Massillon Coicou, « Vertières »

Image de Massillon Coicou reproduite dans Le Nouvelliste dans l'édition du 14 mars 2008 à l'occasion du centenaire de l'exécution du poète.

Image de Massillon Coicou reproduite dans Le Nouvelliste dans l’édition du 14 mars 2008 à l’occasion du centenaire de l’exécution du poète.

Vertières

                                                                           Au général Monpoint JEUNE
                                                                           Ancien Secrétaire d'État de la guerre

I

Ils sont là les héros de l’Adige et du Rhin,
Ils ont environné de leurs canons d’airain
Bréda, Pierre-Michel, et Champin et Vertières :
Et ces mornets flanqués de bouches meurtrières,
Ces forts improvisés, les voilà condamnés
À réduire au néant tous ces noirs obstinés.
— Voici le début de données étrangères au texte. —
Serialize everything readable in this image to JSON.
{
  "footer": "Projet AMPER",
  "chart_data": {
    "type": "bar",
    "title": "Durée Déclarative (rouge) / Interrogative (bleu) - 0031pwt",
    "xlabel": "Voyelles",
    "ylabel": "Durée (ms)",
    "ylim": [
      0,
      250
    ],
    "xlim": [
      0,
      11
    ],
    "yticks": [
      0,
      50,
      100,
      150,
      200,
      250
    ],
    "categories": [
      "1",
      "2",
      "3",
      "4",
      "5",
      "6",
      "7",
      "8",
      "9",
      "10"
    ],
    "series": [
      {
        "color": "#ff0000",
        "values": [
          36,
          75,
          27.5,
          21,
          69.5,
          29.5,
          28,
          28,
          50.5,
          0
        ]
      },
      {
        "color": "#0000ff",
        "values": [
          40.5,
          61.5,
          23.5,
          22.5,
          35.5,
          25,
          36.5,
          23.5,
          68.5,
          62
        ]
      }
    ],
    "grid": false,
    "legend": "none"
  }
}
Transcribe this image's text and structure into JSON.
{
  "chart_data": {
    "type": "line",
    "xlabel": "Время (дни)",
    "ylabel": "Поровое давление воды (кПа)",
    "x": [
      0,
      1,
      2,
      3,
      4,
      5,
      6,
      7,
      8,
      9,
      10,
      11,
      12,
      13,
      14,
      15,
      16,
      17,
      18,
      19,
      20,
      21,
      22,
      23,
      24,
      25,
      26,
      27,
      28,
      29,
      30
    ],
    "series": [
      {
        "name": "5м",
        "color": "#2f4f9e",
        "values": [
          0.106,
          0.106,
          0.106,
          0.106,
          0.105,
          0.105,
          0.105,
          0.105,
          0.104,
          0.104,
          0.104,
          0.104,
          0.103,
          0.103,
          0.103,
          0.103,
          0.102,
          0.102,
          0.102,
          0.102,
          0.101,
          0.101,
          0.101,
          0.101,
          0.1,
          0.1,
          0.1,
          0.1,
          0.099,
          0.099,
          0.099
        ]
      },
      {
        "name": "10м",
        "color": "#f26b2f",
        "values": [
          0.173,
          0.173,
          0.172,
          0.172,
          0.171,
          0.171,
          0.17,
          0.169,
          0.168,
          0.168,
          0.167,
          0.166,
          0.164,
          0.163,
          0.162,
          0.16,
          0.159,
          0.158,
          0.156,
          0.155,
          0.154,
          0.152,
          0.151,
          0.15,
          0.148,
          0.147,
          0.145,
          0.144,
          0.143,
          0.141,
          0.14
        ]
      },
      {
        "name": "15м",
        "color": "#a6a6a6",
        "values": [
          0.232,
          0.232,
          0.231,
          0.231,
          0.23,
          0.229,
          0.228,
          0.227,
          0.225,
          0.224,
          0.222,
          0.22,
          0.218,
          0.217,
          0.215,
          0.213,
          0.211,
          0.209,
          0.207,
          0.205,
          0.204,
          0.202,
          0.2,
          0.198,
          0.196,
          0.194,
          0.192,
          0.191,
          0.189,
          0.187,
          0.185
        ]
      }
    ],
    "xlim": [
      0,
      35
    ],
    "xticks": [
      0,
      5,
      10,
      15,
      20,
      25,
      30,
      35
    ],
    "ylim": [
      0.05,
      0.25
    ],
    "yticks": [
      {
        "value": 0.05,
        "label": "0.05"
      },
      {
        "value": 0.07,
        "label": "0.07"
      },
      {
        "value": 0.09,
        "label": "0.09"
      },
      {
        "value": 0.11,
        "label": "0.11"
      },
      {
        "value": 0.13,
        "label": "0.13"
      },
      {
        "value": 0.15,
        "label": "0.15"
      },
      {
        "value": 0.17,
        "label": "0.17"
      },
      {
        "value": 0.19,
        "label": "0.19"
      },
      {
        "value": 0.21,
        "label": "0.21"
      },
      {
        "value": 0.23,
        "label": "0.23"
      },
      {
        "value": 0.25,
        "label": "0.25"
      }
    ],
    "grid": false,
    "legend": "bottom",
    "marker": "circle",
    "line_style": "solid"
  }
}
Mais qu’importe, l’armée indigène est campée,
Se flattant de franchir, d’une seule enjambée,
Des entraves sans nombre, et d’aller, sans retard,
Jusqu’aux portes du Cap planter son étendard !
Vertières, lui surtout, Vertières est là qui gêne
Ce merveilleux élan de l’armée indigène.

Là, comme un aigle fier dardant un œil puissant,
Le drapeau tricolore ondule menaçant ;
Ici, les noirs, partout étendus dans la plaine,
Les noirs, nombreux, serrés exaltés hors d’haleine
S’agitent du désir d’éclairer du flambeau
De la réalité leur rêve obscur… si beau !

Dessalines paraît. Calme, il combine, il règle :
Et puis, autour de lui, plongeant ses regards d’aigle,
Il ordonne à Capois d’aller sous les canons.
(Oh ! qui que vous soyez saluez, à ces noms,

Ce que de plus divin a conçu l’héroïsme !)
Capois bondit. Sous lui, plein du noble égoïsme
Dont chacun, jusqu’à l’âme, est arqemmént imbu,
Montent des légions de nègres vers le but.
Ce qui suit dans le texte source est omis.